Being on the shop floor, we have operated in many changing markets in the last 50 years, and it is important to have perspective on how the housing market works. The key to deciding when to buy is often based on your personal situation and having a plan for your future. House prices have historically always fluctuated, and it is very rare that prices remain stable for any prolonged period due to what is happening nationally or internationally. Factors such as economic growth, unemployment, mortgage availability, interest rates, consumer confidence and supply are the main factors that affect the housing market. The less property on the market, the more expensive it will become and conversely the greater number of available properties see prices come down until the balance changes again.
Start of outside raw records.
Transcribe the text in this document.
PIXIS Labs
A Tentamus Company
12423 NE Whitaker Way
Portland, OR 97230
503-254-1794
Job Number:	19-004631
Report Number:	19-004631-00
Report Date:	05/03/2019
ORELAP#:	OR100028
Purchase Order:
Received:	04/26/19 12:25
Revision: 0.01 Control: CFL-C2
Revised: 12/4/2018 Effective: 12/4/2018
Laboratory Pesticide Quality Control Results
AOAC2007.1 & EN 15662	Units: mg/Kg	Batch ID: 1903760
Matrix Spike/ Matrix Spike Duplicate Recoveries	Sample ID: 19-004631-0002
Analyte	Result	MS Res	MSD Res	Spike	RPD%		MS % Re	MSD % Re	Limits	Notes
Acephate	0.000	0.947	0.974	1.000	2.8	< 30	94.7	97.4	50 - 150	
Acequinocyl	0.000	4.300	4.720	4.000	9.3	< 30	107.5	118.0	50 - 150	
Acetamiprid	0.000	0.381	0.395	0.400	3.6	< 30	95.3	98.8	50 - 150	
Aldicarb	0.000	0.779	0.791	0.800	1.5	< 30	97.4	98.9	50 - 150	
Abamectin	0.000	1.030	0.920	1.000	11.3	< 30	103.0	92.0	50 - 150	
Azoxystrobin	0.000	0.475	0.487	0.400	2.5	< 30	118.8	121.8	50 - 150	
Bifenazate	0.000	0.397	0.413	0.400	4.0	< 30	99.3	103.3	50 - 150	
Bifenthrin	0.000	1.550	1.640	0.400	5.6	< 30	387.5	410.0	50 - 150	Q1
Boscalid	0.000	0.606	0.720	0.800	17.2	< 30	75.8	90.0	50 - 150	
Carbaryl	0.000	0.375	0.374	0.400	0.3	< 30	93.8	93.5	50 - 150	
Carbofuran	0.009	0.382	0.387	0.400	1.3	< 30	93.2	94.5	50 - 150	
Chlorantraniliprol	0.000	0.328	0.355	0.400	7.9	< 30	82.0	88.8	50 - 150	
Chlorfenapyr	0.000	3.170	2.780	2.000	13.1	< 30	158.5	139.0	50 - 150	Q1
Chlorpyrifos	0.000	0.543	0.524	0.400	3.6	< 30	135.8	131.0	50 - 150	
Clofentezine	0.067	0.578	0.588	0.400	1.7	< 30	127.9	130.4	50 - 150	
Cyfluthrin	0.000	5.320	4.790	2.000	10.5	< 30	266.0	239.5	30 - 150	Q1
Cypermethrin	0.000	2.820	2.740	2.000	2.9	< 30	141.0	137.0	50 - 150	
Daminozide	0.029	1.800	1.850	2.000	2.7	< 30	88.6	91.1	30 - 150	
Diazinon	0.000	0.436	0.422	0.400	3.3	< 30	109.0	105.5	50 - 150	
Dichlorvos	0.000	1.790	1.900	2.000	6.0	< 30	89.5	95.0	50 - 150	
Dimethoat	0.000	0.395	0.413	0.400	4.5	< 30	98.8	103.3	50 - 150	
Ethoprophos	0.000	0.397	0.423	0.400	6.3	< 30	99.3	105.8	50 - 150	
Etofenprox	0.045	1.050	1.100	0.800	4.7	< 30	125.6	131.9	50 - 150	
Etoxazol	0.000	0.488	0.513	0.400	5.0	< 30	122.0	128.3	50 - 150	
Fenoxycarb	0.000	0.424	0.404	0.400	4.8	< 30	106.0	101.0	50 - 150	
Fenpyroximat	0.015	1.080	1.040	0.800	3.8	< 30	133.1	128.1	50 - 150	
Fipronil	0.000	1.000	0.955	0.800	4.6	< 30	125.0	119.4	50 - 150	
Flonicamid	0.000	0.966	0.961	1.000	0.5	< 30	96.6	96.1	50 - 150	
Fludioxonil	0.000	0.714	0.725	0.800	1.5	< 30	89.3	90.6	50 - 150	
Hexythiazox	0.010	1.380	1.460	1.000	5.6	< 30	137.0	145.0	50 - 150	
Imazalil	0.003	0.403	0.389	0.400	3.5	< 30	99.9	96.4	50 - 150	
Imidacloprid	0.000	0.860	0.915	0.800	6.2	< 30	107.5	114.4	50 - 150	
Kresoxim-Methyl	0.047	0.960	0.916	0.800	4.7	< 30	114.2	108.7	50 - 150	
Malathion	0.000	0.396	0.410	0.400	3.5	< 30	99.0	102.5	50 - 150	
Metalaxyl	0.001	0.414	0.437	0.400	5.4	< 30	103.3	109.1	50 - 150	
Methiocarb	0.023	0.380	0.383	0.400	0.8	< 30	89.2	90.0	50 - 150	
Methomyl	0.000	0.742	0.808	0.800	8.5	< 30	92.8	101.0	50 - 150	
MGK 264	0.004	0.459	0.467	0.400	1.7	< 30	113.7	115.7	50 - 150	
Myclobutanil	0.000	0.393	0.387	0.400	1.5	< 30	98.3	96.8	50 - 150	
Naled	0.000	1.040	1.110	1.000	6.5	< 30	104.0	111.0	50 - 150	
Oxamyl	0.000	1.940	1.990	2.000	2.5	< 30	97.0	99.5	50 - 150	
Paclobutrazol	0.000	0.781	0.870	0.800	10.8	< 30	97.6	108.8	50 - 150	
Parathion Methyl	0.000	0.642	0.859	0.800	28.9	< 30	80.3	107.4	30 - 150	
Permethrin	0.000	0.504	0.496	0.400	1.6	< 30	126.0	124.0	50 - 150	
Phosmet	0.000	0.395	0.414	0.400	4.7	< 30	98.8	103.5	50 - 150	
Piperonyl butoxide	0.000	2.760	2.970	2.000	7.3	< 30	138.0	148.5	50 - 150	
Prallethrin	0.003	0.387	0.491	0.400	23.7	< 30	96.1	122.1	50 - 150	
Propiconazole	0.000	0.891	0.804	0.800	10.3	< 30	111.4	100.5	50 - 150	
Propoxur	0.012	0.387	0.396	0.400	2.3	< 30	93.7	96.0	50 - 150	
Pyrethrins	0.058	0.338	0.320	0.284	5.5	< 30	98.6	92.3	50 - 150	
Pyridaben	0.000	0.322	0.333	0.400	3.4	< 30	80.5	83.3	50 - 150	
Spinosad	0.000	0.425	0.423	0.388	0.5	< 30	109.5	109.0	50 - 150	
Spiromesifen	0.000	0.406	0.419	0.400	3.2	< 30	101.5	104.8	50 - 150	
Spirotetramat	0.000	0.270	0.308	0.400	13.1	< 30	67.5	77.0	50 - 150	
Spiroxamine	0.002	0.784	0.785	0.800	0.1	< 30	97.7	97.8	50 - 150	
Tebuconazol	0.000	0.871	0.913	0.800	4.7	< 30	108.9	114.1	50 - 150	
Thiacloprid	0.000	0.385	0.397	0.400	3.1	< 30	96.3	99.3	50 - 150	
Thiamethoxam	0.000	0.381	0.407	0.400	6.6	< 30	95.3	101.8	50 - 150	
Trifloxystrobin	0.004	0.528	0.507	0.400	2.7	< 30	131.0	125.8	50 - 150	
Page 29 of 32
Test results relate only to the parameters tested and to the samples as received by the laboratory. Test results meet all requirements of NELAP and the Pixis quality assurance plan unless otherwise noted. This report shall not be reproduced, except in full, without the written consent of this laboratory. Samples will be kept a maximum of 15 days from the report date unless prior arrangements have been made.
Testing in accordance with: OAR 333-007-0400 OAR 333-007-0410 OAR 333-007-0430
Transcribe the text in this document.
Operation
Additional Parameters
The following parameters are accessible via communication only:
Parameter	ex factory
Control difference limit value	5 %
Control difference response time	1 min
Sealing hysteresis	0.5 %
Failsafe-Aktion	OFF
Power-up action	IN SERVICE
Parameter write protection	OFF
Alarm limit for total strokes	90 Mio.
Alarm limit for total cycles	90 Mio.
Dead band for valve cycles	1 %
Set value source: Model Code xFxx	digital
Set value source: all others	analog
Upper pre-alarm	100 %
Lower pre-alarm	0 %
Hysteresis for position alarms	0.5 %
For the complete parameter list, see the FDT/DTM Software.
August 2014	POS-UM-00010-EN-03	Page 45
Lessons have been learned by government and banking/financial institutions from previous historical housing market crashes/fallouts including the late 1980’s and 2008. As a result, lenders have had to become much more responsible and stringent in their lending practices but are also much more flexible to help with financial plights by implementing several measures, which can include payment holidays/increasing a mortgage term to spread costs. Since the bank of England is independent and free from political influence it is tasked with setting interest rates. It has a finger on the pulse of the economy and will attempt to prevent risks in the financial system, keeping the cost of living stable.

Our advice is always to look at your own situation first and plan for where you expect to be in the next 5 years. If you are in a good place financially and are confident in your job security and career prospects, then go for it. Don’t forget your property requirements will change as you go through life, be it having a family, job relocation, financial, age or health reasons. People will always have a need to move and if you are on the property ladder, your property price and everything else around it will be relative to that time, which will make your decision making clear.